I guess you can say it's a type of insurance - you pay a subscription to have access to an IP portfolio should you ever need it - say, for example if you were sued by a 'troll'.  (See for example, claim 15.)

Yes this is a business method patent, and yes, IBM have been stressing a move away from business method patents.  They even withdrew the controversial outsourcing business method patent in response to controversy for this very reason.  But there you go.

IBM spokesman Steven Malkiewicz has said that while the application does describe a business method, "this is all only possible with technology."

I'm not sure if Mr Malkiewicz has read claim 1 of the patent.  Here it is, what do you think?

1. A method for extracting value from a portfolio of assets, comprising:granting a privilege to a second party by a first party at time t1 to permit the second party to exercise the privilege upon the occurrence of a predetermined event occurring at time t2 where t2>t1, and wherein the exercise comprises obtaining an interest in one or more assets residing in a dynamic pool of assets comprised of assets from the portfolio of assets at time t2, wherein zero or more assets are in the dynamic pool at time t1 and said zero or more assets are not in the dynamic pool at time t2.

I wonder how they will deal with conflicting privileges.  Clearly they will issue many "insurance policies" over their portfolio - but what happens when two policy holders have trigger events that conflict?  As an example, only the patentee or exclusive licensee can sue in most countries.  How will two privilege holders both be able to obtain exclusive licensee status so that they can sue?

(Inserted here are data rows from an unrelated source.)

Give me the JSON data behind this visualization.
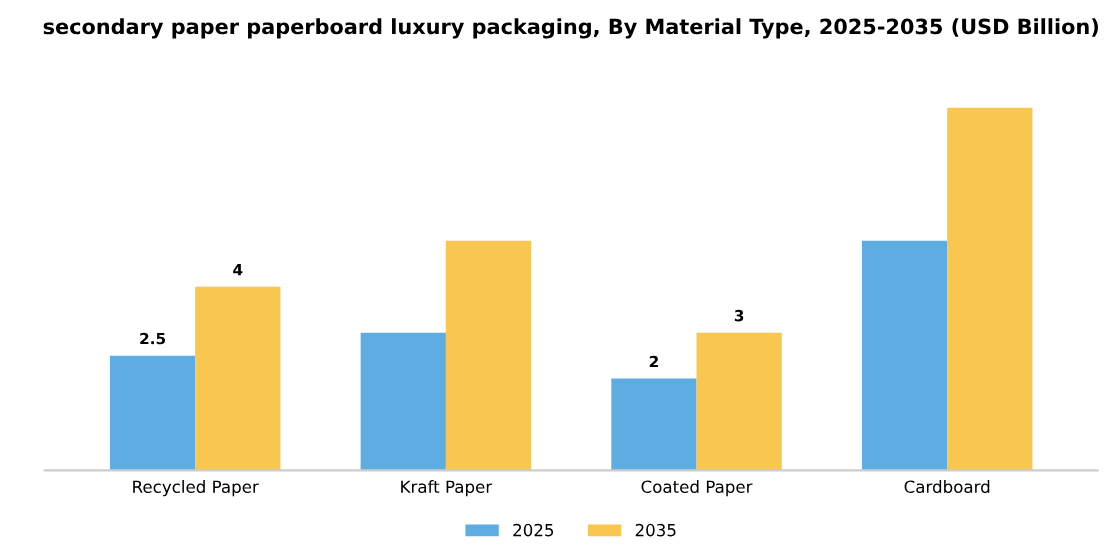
{
  "chart_data": {
    "type": "bar",
    "title": "secondary paper paperboard luxury packaging, By Material Type, 2025-2035 (USD Billion)",
    "categories": [
      "Recycled Paper",
      "Kraft Paper",
      "Coated Paper",
      "Cardboard"
    ],
    "series": [
      {
        "name": "2025",
        "color": "#5dade2",
        "values": [
          2.5,
          3.0,
          2.0,
          5.0
        ],
        "value_labels": [
          "2.5",
          null,
          "2",
          null
        ]
      },
      {
        "name": "2035",
        "color": "#f9c74f",
        "values": [
          4.0,
          5.0,
          3.0,
          7.9
        ],
        "value_labels": [
          "4",
          null,
          "3",
          null
        ]
      }
    ],
    "legend": "bottom",
    "grid": false
  }
}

Also, seeking access to such a large IP portfolio only to use in a counter-suit is fine, but there seem to be some other interesting things that such access might allow.  

Finally, in many cases the 'tactic' of responding to a patent infringement suit by finding a patent you can counter sue on is often a really bad one.  It's been brought about almost exclusively in the USA (does it occur anywhere else?) because of some quirks in the US system.